Talvez não saibam mas, existe outra Barcelos: sede de um município brasileiro do estado do Amazonas! Barcelos foi fundada em 1775 pelos portugueses (barcelenses, neste caso) que em vários locais da Amazónia reproduziam os nomes de lugares, vilas e cidades da metrópole (Belém, Santarém, Óbidos ...). Barcelos é hoje um município cuja a área é superior à de Portugal! Barcelos é também o porto onde se negociam, há séculos, os produtos do extrativismo que sustentam as populações ribeirinhas dos rio Demene e Negro. A Barcelos tupiniquim trata-se de um dos locais turísticos mais visitados do Amazonas. De entre os atractivos há os peixes ornamentais (Barcelos é a capital!), belas praias de areia branquíssima, serras, cachoeiras, pesca desportiva, principalmente dos enormes tucunarés, etc...

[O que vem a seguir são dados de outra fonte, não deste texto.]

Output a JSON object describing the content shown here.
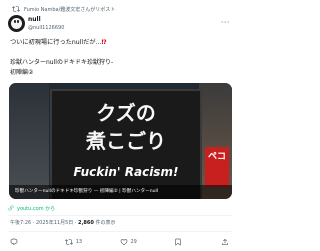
{
  "repost": {
    "text": "Fumio Namba/難波文宏さんがリポスト"
  },
  "author": {
    "name": "null",
    "handle": "@null1126690"
  },
  "more_label": "···",
  "post": {
    "line1": "ついに初現場に行ったnullだが...",
    "emphasis": "⁉",
    "line2": "珍獣ハンターnullのドキドキ珍獣狩り-\n初陣編②"
  },
  "media": {
    "sign_line1": "クズの",
    "sign_line2": "煮こごり",
    "sign_english": "Fuckin' Racism!",
    "side_sign": "ペコ",
    "caption": "珍獣ハンターnullのドキドキ珍獣狩り — 初陣編② | 珍獣ハンターnull"
  },
  "link": {
    "text": "youtu.com から"
  },
  "meta": {
    "time": "午後7:26 · 2025年11月5日 · ",
    "views_count": "2,860",
    "views_label": " 件の表示"
  },
  "actions": {
    "reply_count": "",
    "repost_count": "13",
    "like_count": "29",
    "bookmark_count": ""
  }
}
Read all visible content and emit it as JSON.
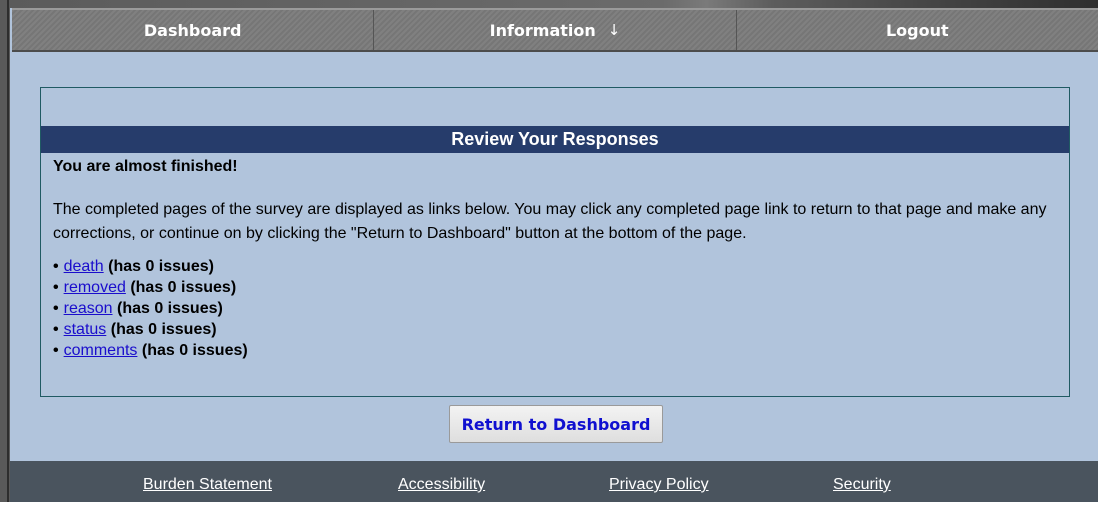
{
  "nav": {
    "items": [
      {
        "label": "Dashboard"
      },
      {
        "label": "Information",
        "arrow": "↓"
      },
      {
        "label": "Logout"
      }
    ]
  },
  "panel": {
    "title": "Review Your Responses",
    "heading": "You are almost finished!",
    "instructions": "The completed pages of the survey are displayed as links below. You may click any completed page link to return to that page and make any corrections, or continue on by clicking the \"Return to Dashboard\" button at the bottom of the page.",
    "pages": [
      {
        "link": "death",
        "status": "(has 0 issues)"
      },
      {
        "link": "removed",
        "status": "(has 0 issues)"
      },
      {
        "link": "reason",
        "status": "(has 0 issues)"
      },
      {
        "link": "status",
        "status": "(has 0 issues)"
      },
      {
        "link": "comments",
        "status": "(has 0 issues)"
      }
    ],
    "bullet": "•"
  },
  "actions": {
    "return_label": "Return to Dashboard"
  },
  "footer": {
    "links": [
      "Burden Statement",
      "Accessibility",
      "Privacy Policy",
      "Security"
    ]
  }
}
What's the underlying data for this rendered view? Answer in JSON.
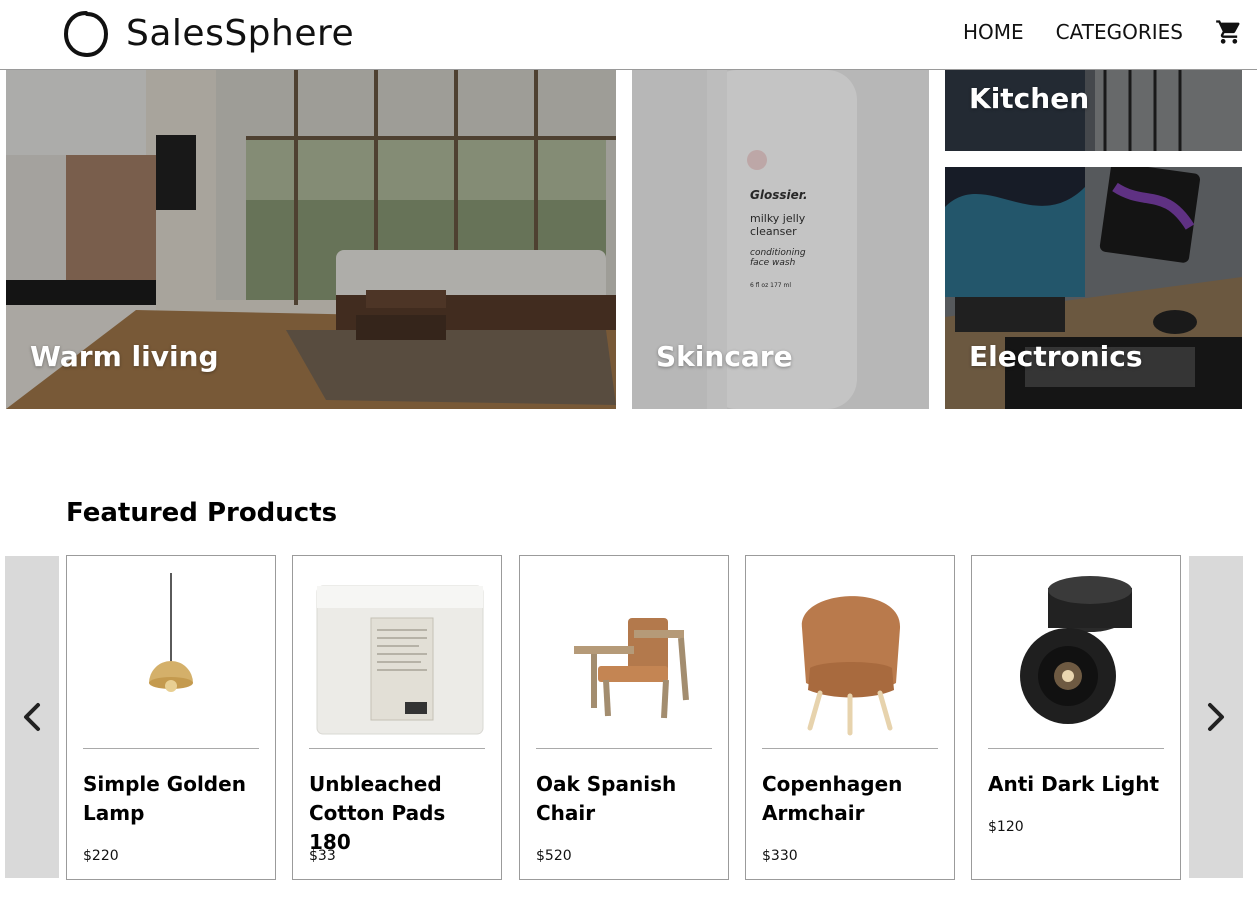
{
  "brand": {
    "name": "SalesSphere"
  },
  "nav": {
    "home": "HOME",
    "categories": "CATEGORIES",
    "cart_icon": "cart-icon"
  },
  "hero": {
    "tiles": [
      {
        "label": "Warm living"
      },
      {
        "label": "Skincare",
        "product_text": [
          "Glossier.",
          "milky jelly",
          "cleanser",
          "conditioning",
          "face wash",
          "6 fl oz   177 ml"
        ]
      },
      {
        "label": "Kitchen"
      },
      {
        "label": "Electronics"
      }
    ]
  },
  "featured": {
    "title": "Featured Products",
    "prev_icon": "chevron-left-icon",
    "next_icon": "chevron-right-icon",
    "products": [
      {
        "name": "Simple Golden Lamp",
        "price": "$220",
        "icon": "pendant-lamp-image"
      },
      {
        "name": "Unbleached Cotton Pads 180",
        "price": "$33",
        "icon": "cotton-pads-image"
      },
      {
        "name": "Oak Spanish Chair",
        "price": "$520",
        "icon": "spanish-chair-image"
      },
      {
        "name": "Copenhagen Armchair",
        "price": "$330",
        "icon": "armchair-image"
      },
      {
        "name": "Anti Dark Light",
        "price": "$120",
        "icon": "spotlight-image"
      }
    ]
  },
  "colors": {
    "overlay": "#000000",
    "arrow_bg": "#d9d9d9",
    "card_border": "#9b9b9b"
  }
}
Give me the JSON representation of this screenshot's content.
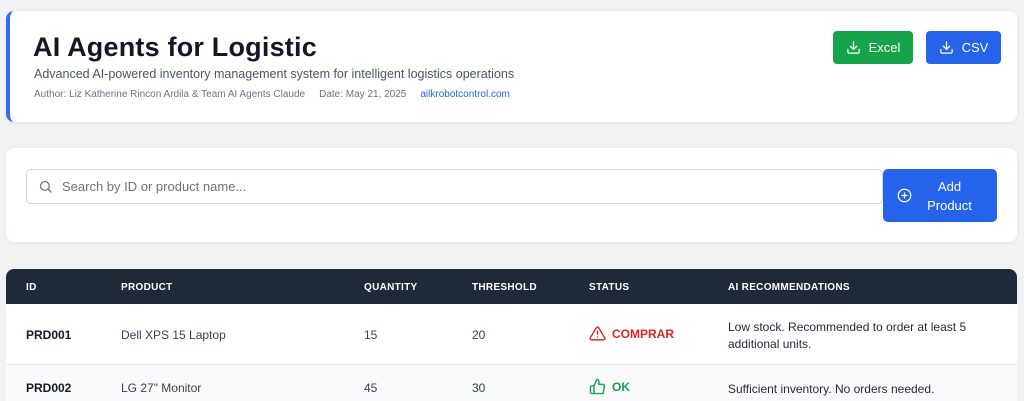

Para se chegar a Barcelos só de barco ou avião (existe um pequeno aeroporto na cidade), pois não existem estradas pelo meio da floresta. Manaus fica a cerca de 370 quilómetros e é a cidade que faz a ligação de barco com Barcelos.
Com uma população com pouco mais de vinte mil habitantes, Barcelos da Amazónia tem uma densidade demográfica baixíssima, 0,20 pessoas por quilómetro quadrado, ou seja, uma pessoa por cada cinco quilómetros quadrados!PS: desconhece-se a existência de algum (H)Óquei Clube...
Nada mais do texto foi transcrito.